Sitzenlassen in Berlin
Ralf Hasford beschäftigen in seinen künstlerischen Arbeiten immer sozial-politische wie religiös-mythische Themen. Ein bestimmendes Motiv der gezeigten Arbeiten ist die Sitzbank, die seit 2005/06, künstlerisch gesehen, sein „ständiger Begleiter“ ist: in Paris, Venedig oder eben immer wieder in Berlin.
In dieser Ausstellung präsentiert Hasford einige dieser Berliner Bänke. Interessant ist der Ort, an dem sie steht, ihre Beschaffenheit, das verwendete Material, und ihre Qualität, ihr Sitzkomfort. Damit verbunden sind sozial-politische Fragen wie „Wo lasse ich jemanden sitzen“ respektive „nicht sitzen“ und ganz persönliche des „Sitzengelassen-Werdens“ wie die allgemeinen Frage „Bin ich hier überhaupt willkommen?“. Die fotografierten Sitzbänke stehen in Parks wie dem Lustgarten, in betriebsamen Straßenzügen wie der Kantstraße oder auf Friedhöfen wie in Schöneberg.
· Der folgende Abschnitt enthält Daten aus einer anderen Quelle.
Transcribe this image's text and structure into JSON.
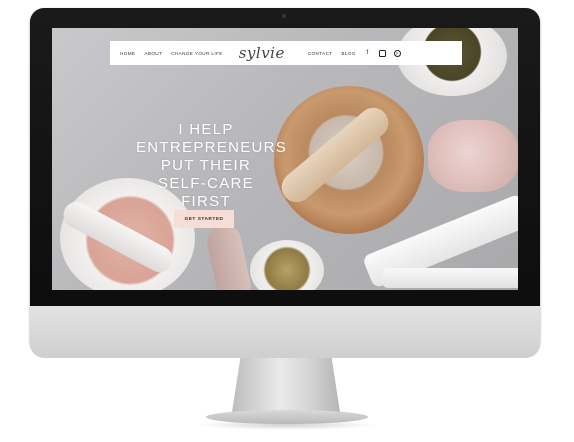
{
  "nav": {
    "links_left": [
      "HOME",
      "ABOUT",
      "CHANGE YOUR LIFE"
    ],
    "logo": "sylvie",
    "links_right": [
      "CONTACT",
      "BLOG"
    ],
    "social": [
      {
        "icon": "facebook-icon",
        "glyph": "f"
      },
      {
        "icon": "instagram-icon",
        "glyph": "◎"
      },
      {
        "icon": "pinterest-icon",
        "glyph": "p"
      }
    ]
  },
  "hero": {
    "lines": [
      "I HELP",
      "ENTREPRENEURS",
      "PUT THEIR",
      "SELF-CARE FIRST"
    ],
    "cta_label": "GET STARTED"
  },
  "colors": {
    "cta_background": "#f6ddd6",
    "nav_background": "#ffffff",
    "hero_text": "#ffffff"
  }
}
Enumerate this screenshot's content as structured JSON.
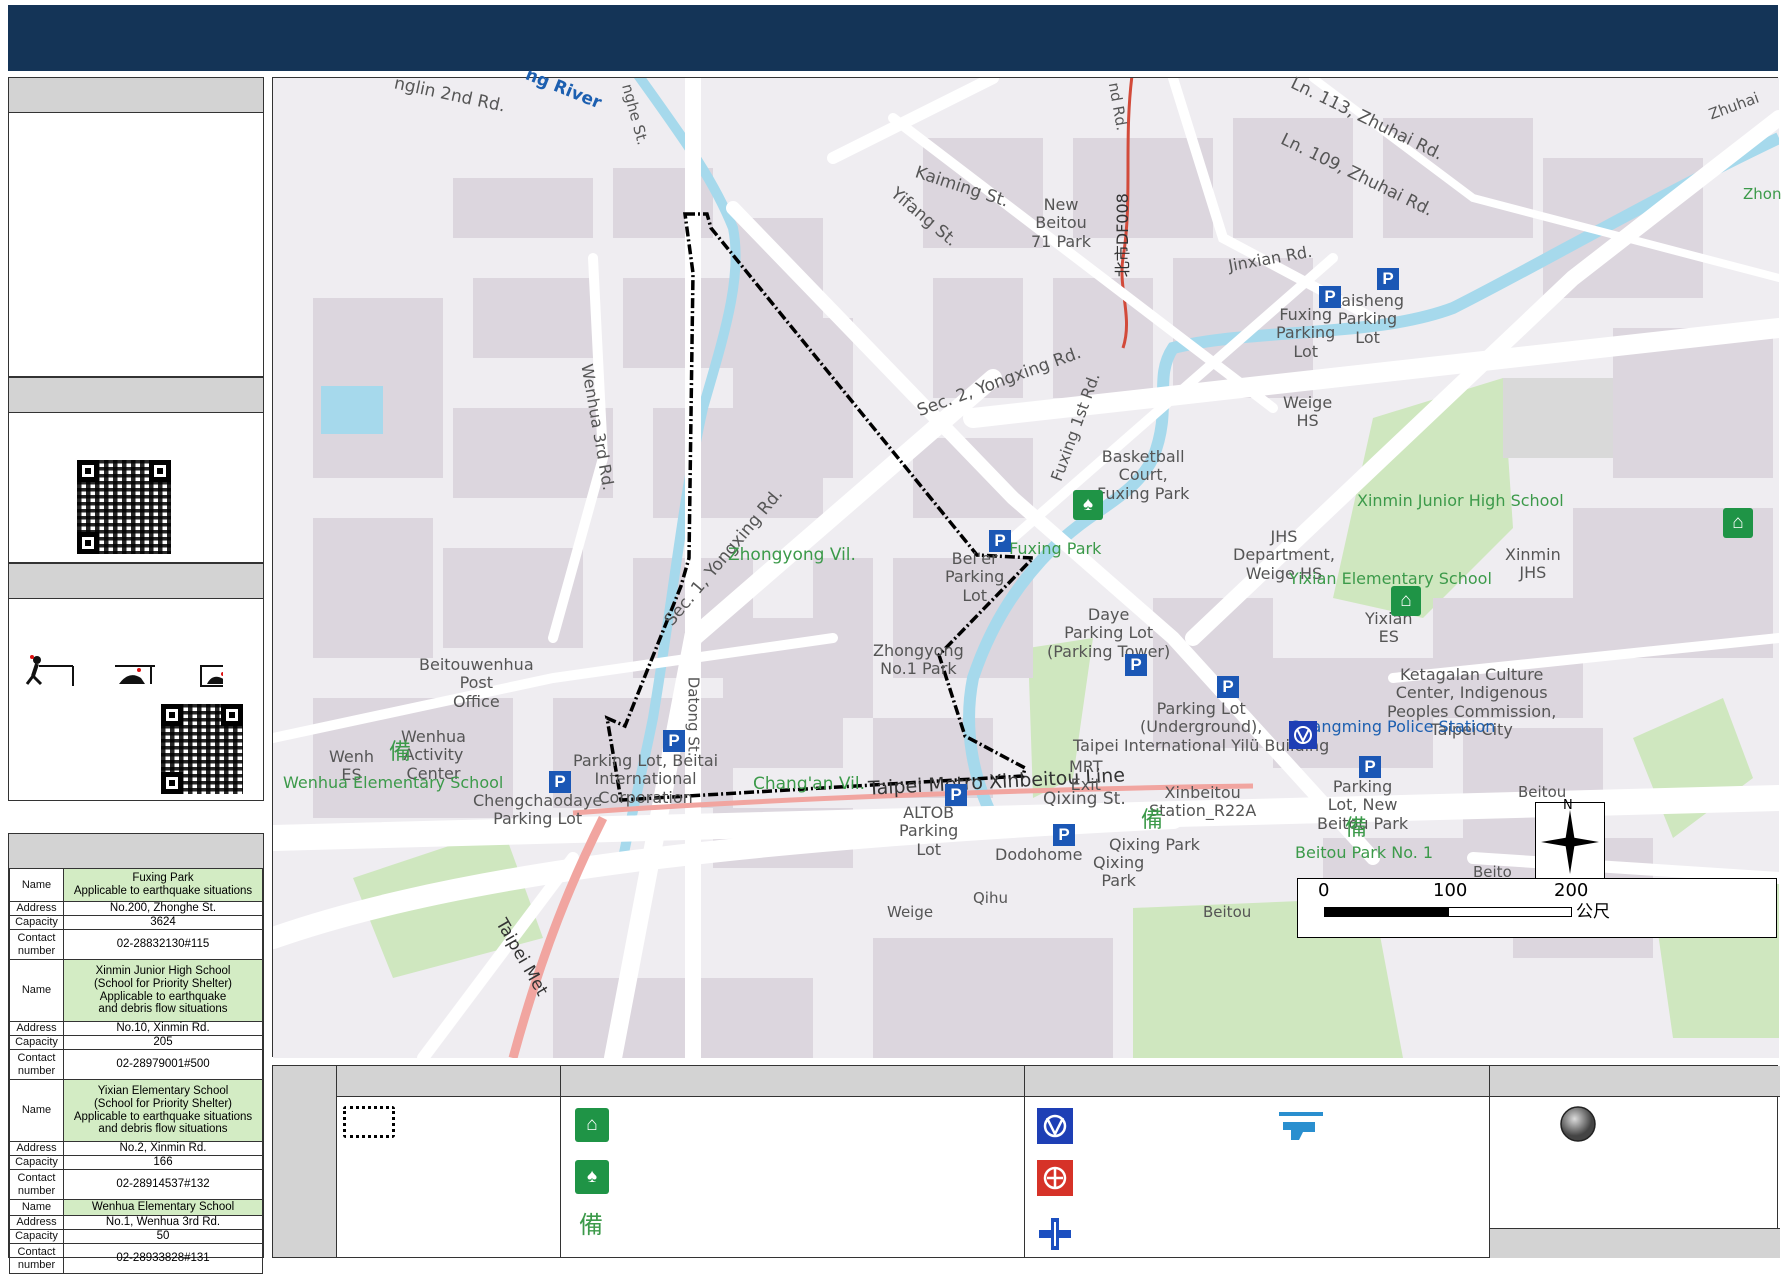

Die Bänke scheinen herausgehoben aus ihrer ursprünglichen Umgebung. Dennoch weist Hasford im Titel entweder durch Straßen- oder Bezirksnamen wie „Kantstraße exklusiv“ auf den jeweiligen Standort in Berlin hin. Der Künstler setzt sich intensiv mit dem einzelnen Motiv und damit dem einzelnen Werk auseinander, plant alles im Detail. Zuerst fotografiert Hasford das ausgewählte Motiv vor Ort, am Computer retuschiert er später alle für ihn uninteressanten Elemente aus den Bildern weg. Danach wird das bearbeitete Bild mittels digitaler Drucktechnik auf den Bildträger – vorkoloriertes Pappmaschee – aufgebracht. Hasford konzipiert bereits vorab, nachdem die Fotografie am Computer bearbeitet wurde, in welchen Farben die einzelnen Partien des Pappmaschees pigmentiert werden. Interessant ist zudem sein Umgang mit dem inneren Bildrahmen. Hasford umgibt einerseits das Motiv mit einem weißen Rahmen, um diesen andererseits gleichzeitig wiederholt zu überschreiten und zu durchbrechen, ein bewusstes Überschreiten selbstgesetzter Grenzen, das Dynamik im Bild erzeugt.
Durch Verfremdung und Akzentuierung fordert Hasford den Betrachter auf, individuell seinen eigenen Kontext zu den unterschiedlichen fotografierten Orten zu schaffen. Mitunter akzentuiert durch politische wie religiöse ikonografische Hinweise, wie bei den Bildern „Deutsche Teilung“ oder „Flucht bei Nacht“. Er spricht damit unter anderem ihm wichtige politische und historische Themen an, die mit der deutschen Geschichte verbunden sind.
Die Ausstellung wird bis Ende Mai 2013 verlängert und ist von Mo-Fr 8-19 Uhr im Bayer-Haus am Olivaer Platz, Kurfürstendamm 179, 10707 Berlin zu sehen.